The mistake, the BIG mistake that artist/craftsmen make is thinking that they need to teach their signature work. ….the pieces that have made them recognizable in their field…..the one piece that potential students have seen in publications, on the internet and in fine galleries….and is therefore guaranteed to fill their classes. It is too bad to see this unique work cease to be; seeing it offered up by someone from the class or someone who figures it out from a video or photograph. It’s not the same, but close enough, close enough to even use the originator’s name and say it is an “homage” to the them, their inspiration.

This has never happened to me that I can remember. Well there was that time over thirty years ago when someone copied a little book I had paid a printer to do on basket making. They copied each page, stapled them together and sold them for more than my $6.50. My printer told me to use his lawyer who sent the person a letter to stop and desist doing this. And I got a letter from them saying I had ruined their career. I had put it out there; they had bought a copy and made their own. They were entitled or so they thought.

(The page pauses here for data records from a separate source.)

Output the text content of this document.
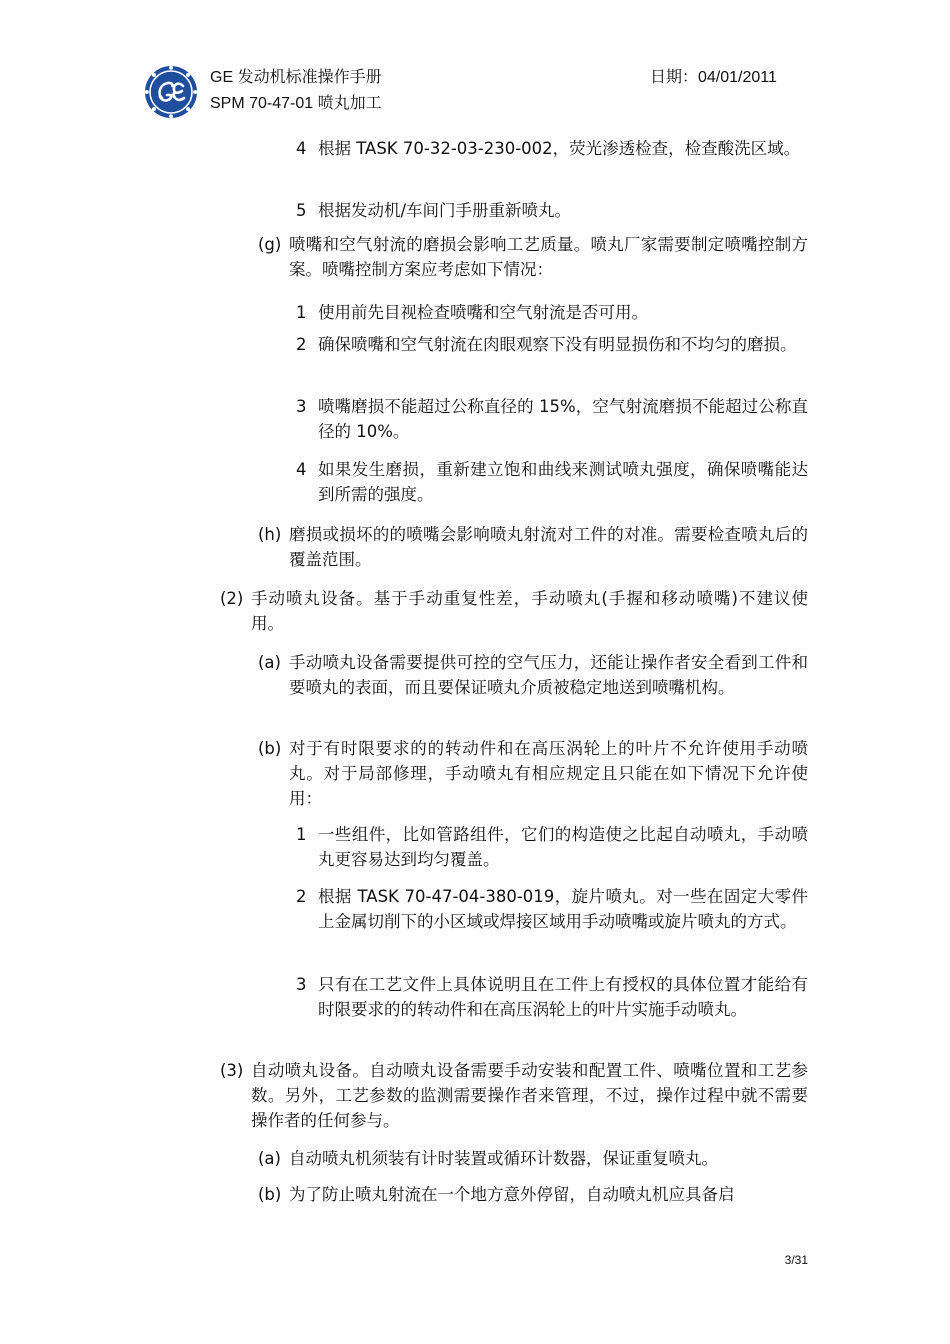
GE 发动机标准操作手册
SPM 70-47-01 喷丸加工
日期：04/01/2011
4 根据 TASK 70-32-03-230-002，荧光渗透检查，检查酸洗区域。
5 根据发动机/车间门手册重新喷丸。
(g) 喷嘴和空气射流的磨损会影响工艺质量。喷丸厂家需要制定喷嘴控制方案。喷嘴控制方案应考虑如下情况：
1 使用前先目视检查喷嘴和空气射流是否可用。
2 确保喷嘴和空气射流在肉眼观察下没有明显损伤和不均匀的磨损。
3 喷嘴磨损不能超过公称直径的 15%，空气射流磨损不能超过公称直径的 10%。
4 如果发生磨损，重新建立饱和曲线来测试喷丸强度，确保喷嘴能达到所需的强度。
(h) 磨损或损坏的的喷嘴会影响喷丸射流对工件的对准。需要检查喷丸后的覆盖范围。
(2) 手动喷丸设备。基于手动重复性差，手动喷丸(手握和移动喷嘴)不建议使用。
(a) 手动喷丸设备需要提供可控的空气压力，还能让操作者安全看到工件和要喷丸的表面，而且要保证喷丸介质被稳定地送到喷嘴机构。
(b) 对于有时限要求的的转动件和在高压涡轮上的叶片不允许使用手动喷丸。对于局部修理，手动喷丸有相应规定且只能在如下情况下允许使用：
1 一些组件，比如管路组件，它们的构造使之比起自动喷丸，手动喷丸更容易达到均匀覆盖。
2 根据 TASK 70-47-04-380-019，旋片喷丸。对一些在固定大零件上金属切削下的小区域或焊接区域用手动喷嘴或旋片喷丸的方式。
3 只有在工艺文件上具体说明且在工件上有授权的具体位置才能给有时限要求的的转动件和在高压涡轮上的叶片实施手动喷丸。
(3) 自动喷丸设备。自动喷丸设备需要手动安装和配置工件、喷嘴位置和工艺参数。另外，工艺参数的监测需要操作者来管理，不过，操作过程中就不需要操作者的任何参与。
(a) 自动喷丸机须装有计时装置或循环计数器，保证重复喷丸。
(b) 为了防止喷丸射流在一个地方意外停留，自动喷丸机应具备启
3/31
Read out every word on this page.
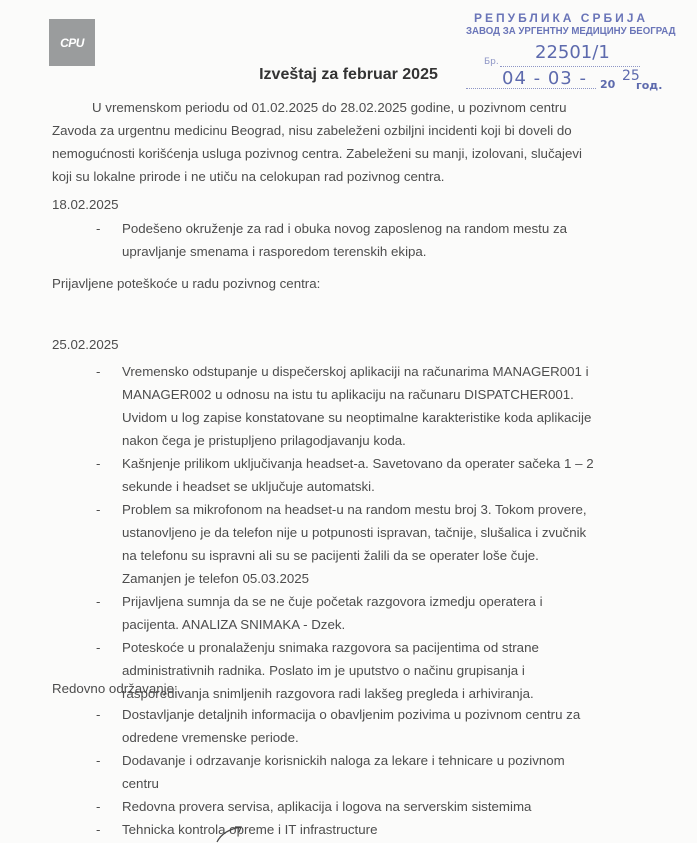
CPU
РЕПУБЛИКА СРБИЈА
ЗАВОД ЗА УРГЕНТНУ МЕДИЦИНУ БЕОГРАД
Бр. 22501/1
04 - 03 - 20
25
год.
Izveštaj za februar 2025

U vremenskom periodu od 01.02.2025 do 28.02.2025 godine, u pozivnom centru

Zavoda za urgentnu medicinu Beograd, nisu zabeleženi ozbiljni incidenti koji bi doveli do

nemogućnosti korišćenja usluga pozivnog centra. Zabeleženi su manji, izolovani, slučajevi

koji su lokalne prirode i ne utiču na celokupan rad pozivnog centra.

18.02.2025
- Podešeno okruženje za rad i obuka novog zaposlenog na random mestu za
upravljanje smenama i rasporedom terenskih ekipa.
Prijavljene poteškoće u radu pozivnog centra:
25.02.2025
- Vremensko odstupanje u dispečerskoj aplikaciji na računarima MANAGER001 i
MANAGER002 u odnosu na istu tu aplikaciju na računaru DISPATCHER001.
Uvidom u log zapise konstatovane su neoptimalne karakteristike koda aplikacije
nakon čega je pristupljeno prilagodjavanju koda.
- Kašnjenje prilikom uključivanja headset-a. Savetovano da operater sačeka 1 – 2
sekunde i headset se uključuje automatski.
- Problem sa mikrofonom na headset-u na random mestu broj 3. Tokom provere,
ustanovljeno je da telefon nije u potpunosti ispravan, tačnije, slušalica i zvučnik
na telefonu su ispravni ali su se pacijenti žalili da se operater loše čuje.
Zamanjen je telefon 05.03.2025
- Prijavljena sumnja da se ne čuje početak razgovora izmedju operatera i
pacijenta. ANALIZA SNIMAKA - Dzek.
- Poteskoće u pronalaženju snimaka razgovora sa pacijentima od strane
administrativnih radnika. Poslato im je uputstvo o načinu grupisanja i
rasporedivanja snimljenih razgovora radi lakšeg pregleda i arhiviranja.
Redovno održavanje:
- Dostavljanje detaljnih informacija o obavljenim pozivima u pozivnom centru za
odredene vremenske periode.
- Dodavanje i odrzavanje korisnickih naloga za lekare i tehnicare u pozivnom
centru
- Redovna provera servisa, aplikacija i logova na serverskim sistemima
- Tehnicka kontrola opreme i IT infrastructure
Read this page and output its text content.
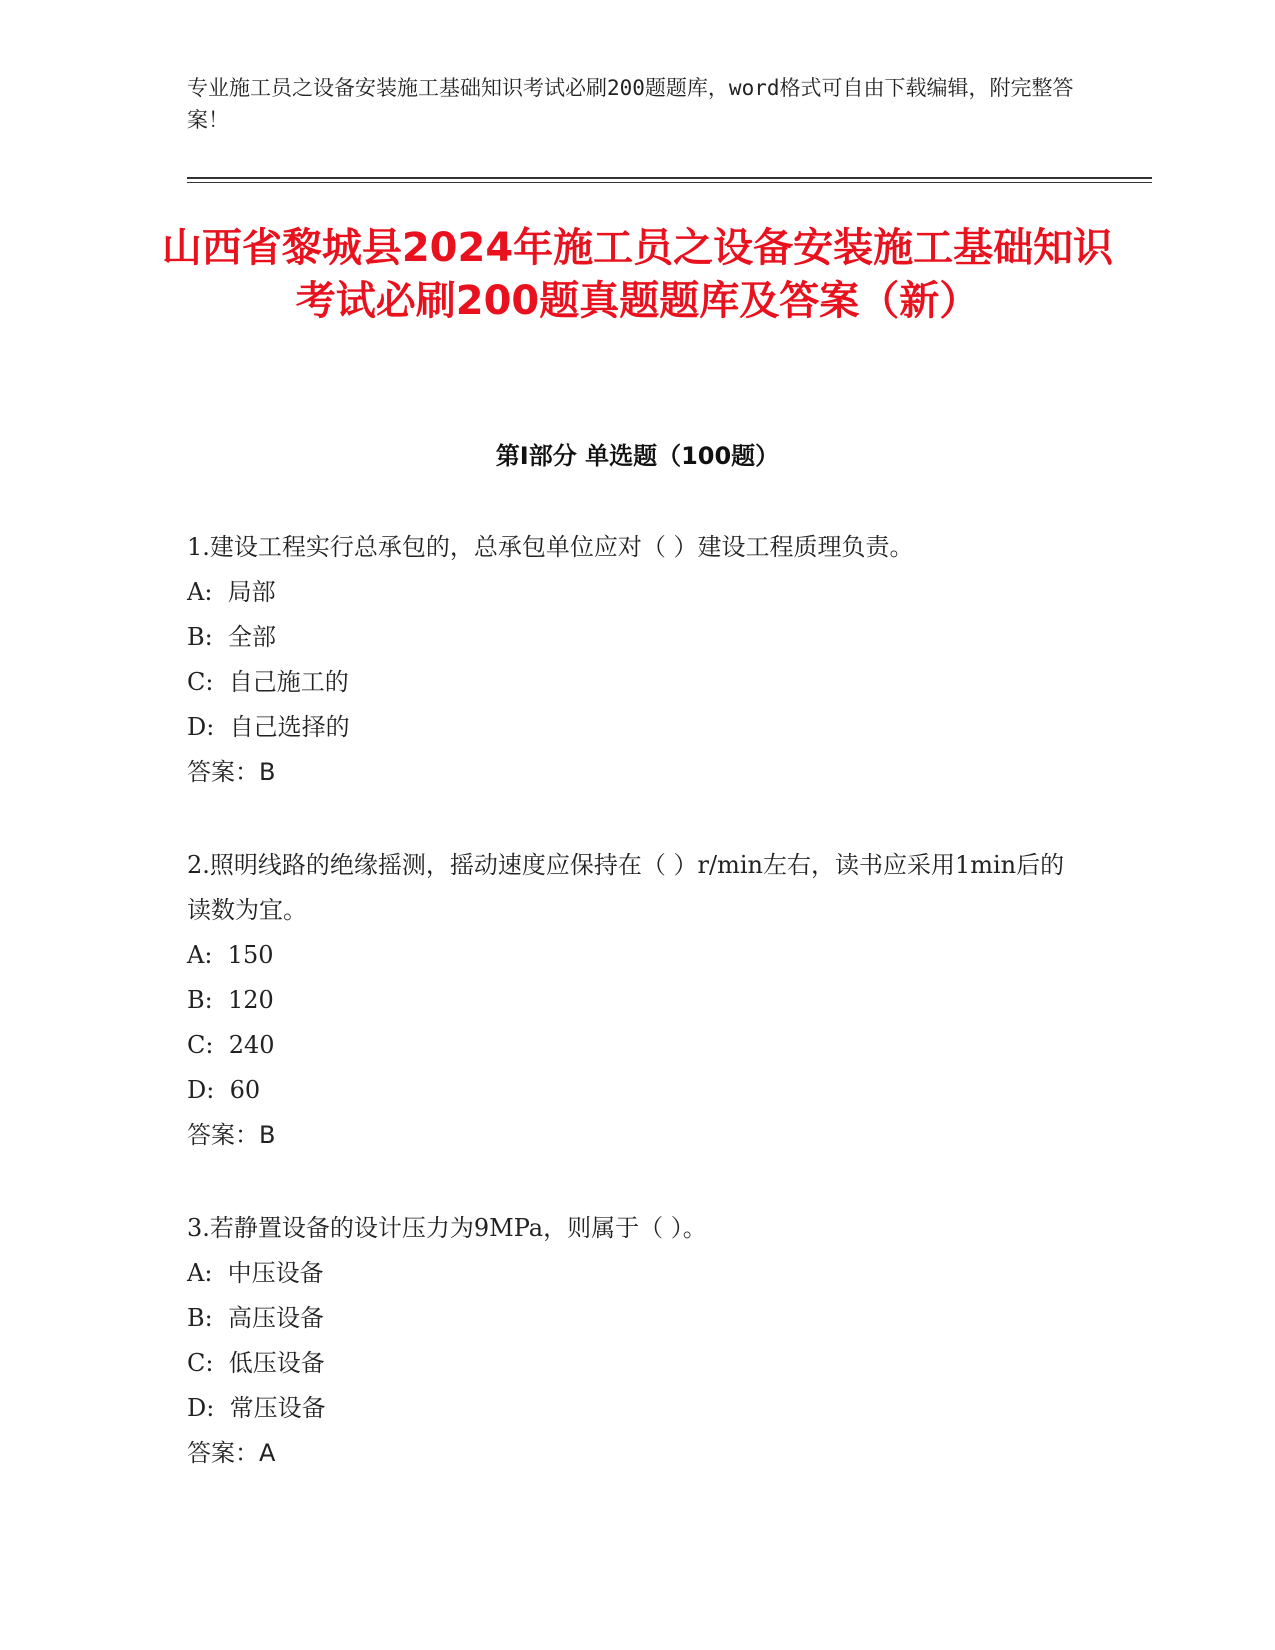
专业施工员之设备安装施工基础知识考试必刷200题题库，word格式可自由下载编辑，附完整答案！
山西省黎城县2024年施工员之设备安装施工基础知识考试必刷200题真题题库及答案（新）
第I部分 单选题（100题）

1.建设工程实行总承包的，总承包单位应对（ ）建设工程质理负责。

A:  局部

B:  全部

C:  自己施工的

D:  自己选择的

答案：B

2.照明线路的绝缘摇测，摇动速度应保持在（ ）r/min左右，读书应采用1min后的读数为宜。

A:  150

B:  120

C:  240

D:  60

答案：B

3.若静置设备的设计压力为9MPa，则属于（ ）。

A:  中压设备

B:  高压设备

C:  低压设备

D:  常压设备

答案：A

Now there is nothing I do that someone wants to copy. My exhibition work is too involved, my book forms follow their content, and my sculpture uses pieces that I don’t even know where it came from; and all of it tries to keep up with a mind coming up with ideas it honestly thinks need to be fixed in a visual form.

As for myself when it comes to teaching, I keep the class description full of process and little if any mention of pieces produced in the allotted time. I never give handouts other than a syllabus of each day’s goals for morning and afternoon. I encourage them to take notes if they want something in print because they will be better at using the words that will make what they are doing clear for later use. I used to hand out a bibliography because there were so many books available on the subjects  relating to my workshops like “collections”, “containment”, “space”, etc., but now there are too many and who reads books that much anymore?

But once the students arrive and are looking at me to share some incredible insight, I ask what they, each one of them individually, wants from the class. Then I proceed with seeing that they get it. It’s the way I teach. We are all going to learn together how to get the results we want and all the possibilities we can on how to get there.

So this is just about all I have to say on the subject other than it is too bad that so much of others’ efforts are so easily taken for granted and used for the self-promotion of those unwilling to put in the time to make their own mark.